Война пожирала дерево. Наряду с человеческим мясом, одеждой и хлебом, ничто не истреблялось в таких количествах, как балки, брусья, доски, колья, стружки, опилки. На торговле лесом благосклонно разрешалось наживаться всем, ибо считалось полезным разрабатывать непроходимые девственные леса по прусскому образцу — разрежать, вырубать, вновь насаждать. К тому же никто не мог по древесному стволу или охапке дров определить, где, кто и на каком основании срубил.
Итак, заработки по сплаву леса благосклонно поощрялись. Разрешения на сплав тысячами выдавались всем, кто был способен к этой работе.
Таким образом, однажды вечером оказалось возможным получить у реб Айзика Менахема такие удостоверения для двоих мужчин. Смятые и затем вновь разглаженные, со множеством искусно сделанных пятен, эти бумажки выглядели весьма внушительно и убедительно, не говоря уже о том, что они были снабжены печатями и подписями.
Жизнь лесных и полевых зверей гораздо полнее ночью, чем днем. По ночам они любят, ходят на водопой, насыщаются, уничтожают друг друга, рыщут повсюду.
Люди оккупированной области, которые не хотят делать то, что требует исполинский спрут войны, приобщаются ныне к жизни зверей. Бесцельно, да и невозможно, следить по ночам за всеми проселочными дорогами, пешеходными тропами, полевыми межами, которыми можно пробраться в обход, минуя широкие дороги, то и дело разрушаемые движением войск и снова приводимые в порядок.
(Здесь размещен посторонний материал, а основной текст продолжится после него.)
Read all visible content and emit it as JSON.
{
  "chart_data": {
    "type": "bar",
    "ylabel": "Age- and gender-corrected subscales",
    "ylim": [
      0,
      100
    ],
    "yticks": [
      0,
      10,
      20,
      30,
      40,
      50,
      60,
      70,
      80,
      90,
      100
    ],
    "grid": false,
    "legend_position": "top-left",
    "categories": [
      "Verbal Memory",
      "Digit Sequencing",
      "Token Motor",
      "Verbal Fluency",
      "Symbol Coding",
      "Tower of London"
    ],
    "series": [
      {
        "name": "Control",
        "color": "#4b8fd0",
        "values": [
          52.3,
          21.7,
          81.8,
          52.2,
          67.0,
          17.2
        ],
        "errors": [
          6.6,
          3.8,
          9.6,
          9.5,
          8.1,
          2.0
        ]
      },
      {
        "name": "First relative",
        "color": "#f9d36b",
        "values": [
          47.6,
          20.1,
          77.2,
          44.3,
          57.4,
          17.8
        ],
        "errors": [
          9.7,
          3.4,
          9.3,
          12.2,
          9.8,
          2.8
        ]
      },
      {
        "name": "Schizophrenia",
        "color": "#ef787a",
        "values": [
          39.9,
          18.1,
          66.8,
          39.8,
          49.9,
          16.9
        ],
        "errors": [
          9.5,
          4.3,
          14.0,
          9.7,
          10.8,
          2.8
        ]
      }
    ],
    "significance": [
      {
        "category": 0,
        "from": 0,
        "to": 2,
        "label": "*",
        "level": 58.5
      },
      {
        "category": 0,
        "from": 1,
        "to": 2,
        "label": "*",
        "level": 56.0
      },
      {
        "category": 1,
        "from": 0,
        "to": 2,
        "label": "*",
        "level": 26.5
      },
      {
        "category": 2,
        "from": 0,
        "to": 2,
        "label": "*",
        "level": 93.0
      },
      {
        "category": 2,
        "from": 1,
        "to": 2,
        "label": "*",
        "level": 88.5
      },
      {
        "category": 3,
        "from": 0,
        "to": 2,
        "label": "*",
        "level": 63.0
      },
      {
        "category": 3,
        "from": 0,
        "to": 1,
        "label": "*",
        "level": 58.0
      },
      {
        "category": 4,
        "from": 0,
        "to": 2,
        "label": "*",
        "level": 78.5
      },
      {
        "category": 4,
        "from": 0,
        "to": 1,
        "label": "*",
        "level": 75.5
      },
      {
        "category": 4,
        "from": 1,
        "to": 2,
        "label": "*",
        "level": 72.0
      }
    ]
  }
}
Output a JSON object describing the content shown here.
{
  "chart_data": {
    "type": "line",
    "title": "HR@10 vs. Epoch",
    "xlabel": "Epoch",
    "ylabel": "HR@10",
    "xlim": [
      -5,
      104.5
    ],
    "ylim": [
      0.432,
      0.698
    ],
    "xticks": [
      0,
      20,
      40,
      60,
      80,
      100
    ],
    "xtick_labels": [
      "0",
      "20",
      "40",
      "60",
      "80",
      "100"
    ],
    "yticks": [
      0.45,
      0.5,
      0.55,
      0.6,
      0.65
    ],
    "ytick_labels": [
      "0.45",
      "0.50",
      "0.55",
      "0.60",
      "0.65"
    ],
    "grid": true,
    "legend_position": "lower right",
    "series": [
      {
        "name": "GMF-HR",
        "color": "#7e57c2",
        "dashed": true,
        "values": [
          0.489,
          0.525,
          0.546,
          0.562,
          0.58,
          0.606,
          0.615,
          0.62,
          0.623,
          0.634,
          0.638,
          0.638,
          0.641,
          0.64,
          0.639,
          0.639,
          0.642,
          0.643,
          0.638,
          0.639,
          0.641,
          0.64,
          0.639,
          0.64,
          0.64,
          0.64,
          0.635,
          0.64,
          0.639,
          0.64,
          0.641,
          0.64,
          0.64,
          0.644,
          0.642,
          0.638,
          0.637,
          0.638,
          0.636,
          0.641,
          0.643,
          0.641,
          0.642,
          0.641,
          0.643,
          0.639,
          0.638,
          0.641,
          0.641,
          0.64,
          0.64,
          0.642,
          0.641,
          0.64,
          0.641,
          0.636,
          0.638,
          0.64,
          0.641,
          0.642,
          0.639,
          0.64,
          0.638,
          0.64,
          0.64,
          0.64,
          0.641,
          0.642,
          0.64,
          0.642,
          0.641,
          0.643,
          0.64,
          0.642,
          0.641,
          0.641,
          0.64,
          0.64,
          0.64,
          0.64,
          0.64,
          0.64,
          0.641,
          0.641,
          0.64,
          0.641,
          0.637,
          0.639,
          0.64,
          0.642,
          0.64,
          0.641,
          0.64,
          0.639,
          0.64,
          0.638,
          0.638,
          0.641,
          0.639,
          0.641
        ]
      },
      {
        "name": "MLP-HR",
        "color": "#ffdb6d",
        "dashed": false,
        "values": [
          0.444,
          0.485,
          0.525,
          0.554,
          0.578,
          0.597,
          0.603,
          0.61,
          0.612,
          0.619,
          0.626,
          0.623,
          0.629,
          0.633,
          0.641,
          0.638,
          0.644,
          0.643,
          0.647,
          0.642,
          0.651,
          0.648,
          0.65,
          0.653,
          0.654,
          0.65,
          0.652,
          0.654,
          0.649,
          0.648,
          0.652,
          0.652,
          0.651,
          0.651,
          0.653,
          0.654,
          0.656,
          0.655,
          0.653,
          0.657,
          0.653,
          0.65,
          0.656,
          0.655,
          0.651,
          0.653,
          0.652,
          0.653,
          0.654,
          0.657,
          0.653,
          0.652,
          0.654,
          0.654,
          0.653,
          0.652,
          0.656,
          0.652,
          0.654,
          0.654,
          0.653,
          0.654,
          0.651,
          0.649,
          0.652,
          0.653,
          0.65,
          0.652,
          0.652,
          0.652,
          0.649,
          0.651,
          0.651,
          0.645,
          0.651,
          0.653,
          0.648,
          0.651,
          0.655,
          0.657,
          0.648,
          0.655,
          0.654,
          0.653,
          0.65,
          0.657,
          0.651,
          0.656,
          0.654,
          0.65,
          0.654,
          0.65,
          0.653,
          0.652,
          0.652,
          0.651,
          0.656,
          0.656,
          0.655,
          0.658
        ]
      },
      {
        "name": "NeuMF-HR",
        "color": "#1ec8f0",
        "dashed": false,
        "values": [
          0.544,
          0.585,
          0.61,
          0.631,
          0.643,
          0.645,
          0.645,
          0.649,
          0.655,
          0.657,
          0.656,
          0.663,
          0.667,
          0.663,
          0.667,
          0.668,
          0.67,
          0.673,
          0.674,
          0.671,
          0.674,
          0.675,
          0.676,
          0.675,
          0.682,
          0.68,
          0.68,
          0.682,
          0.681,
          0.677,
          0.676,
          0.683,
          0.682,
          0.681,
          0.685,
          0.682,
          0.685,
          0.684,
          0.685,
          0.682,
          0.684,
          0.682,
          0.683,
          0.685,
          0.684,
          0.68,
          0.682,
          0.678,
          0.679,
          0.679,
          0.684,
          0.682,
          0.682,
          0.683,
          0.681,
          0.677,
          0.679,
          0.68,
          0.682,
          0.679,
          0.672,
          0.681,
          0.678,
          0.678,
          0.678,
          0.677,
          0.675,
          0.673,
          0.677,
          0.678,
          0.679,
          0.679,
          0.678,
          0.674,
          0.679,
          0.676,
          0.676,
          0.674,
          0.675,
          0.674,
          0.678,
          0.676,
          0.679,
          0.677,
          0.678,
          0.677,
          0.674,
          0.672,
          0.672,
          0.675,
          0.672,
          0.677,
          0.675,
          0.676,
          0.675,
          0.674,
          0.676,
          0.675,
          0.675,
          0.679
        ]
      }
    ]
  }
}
Неприятное чувство охватывает полевых жандармов, даже если их двое или трое и они хорошо вооружены, когда им приходится удаляться в сторону от этих широких дорог. Слишком неспокойно вокруг. Несмотря на строжайшие приказы, наперекор обыскам и расстрелам, весь край кишит скрывающимися вооруженными людьми. Толпы вооруженных людей — если бы их собрать со всей огромной площади оккупированного края, это были бы целые толпы — скитаются ночами по лесам своей родины…
На усеянном пнями поле, словно черные монашеские клобуки, колышутся кусты можжевельника.
Гриша приложил руку к глазам и, всмотревшись в темноту, сказал с невеселой улыбкой:
— Маячат в тумане, как монахи.
Оба его спутника молча пекли яйца в золе небольшого костра. Клубы беловатых испарений подымались от лесного ручья, который прорезал низкий луг и, разлившись небольшой речкой, выступал снова из тени деревьев. Туман расплывался в вечерних сумерках красноватыми и желтоватыми тучками. В спокойное безмолвие наступающей ночи резко ворвалось карканье запоздалых ворон и грозный хищный крик просыпающихся сов.
— Тяжело у меня на сердце, братцы, — вздохнул Гриша, опускаясь на корточки среди густой еловой поросли и широких ветвей можжевельника. Его лицо было озарено красным отблеском огня. — Не так-то легко будет пробираться дальше одному.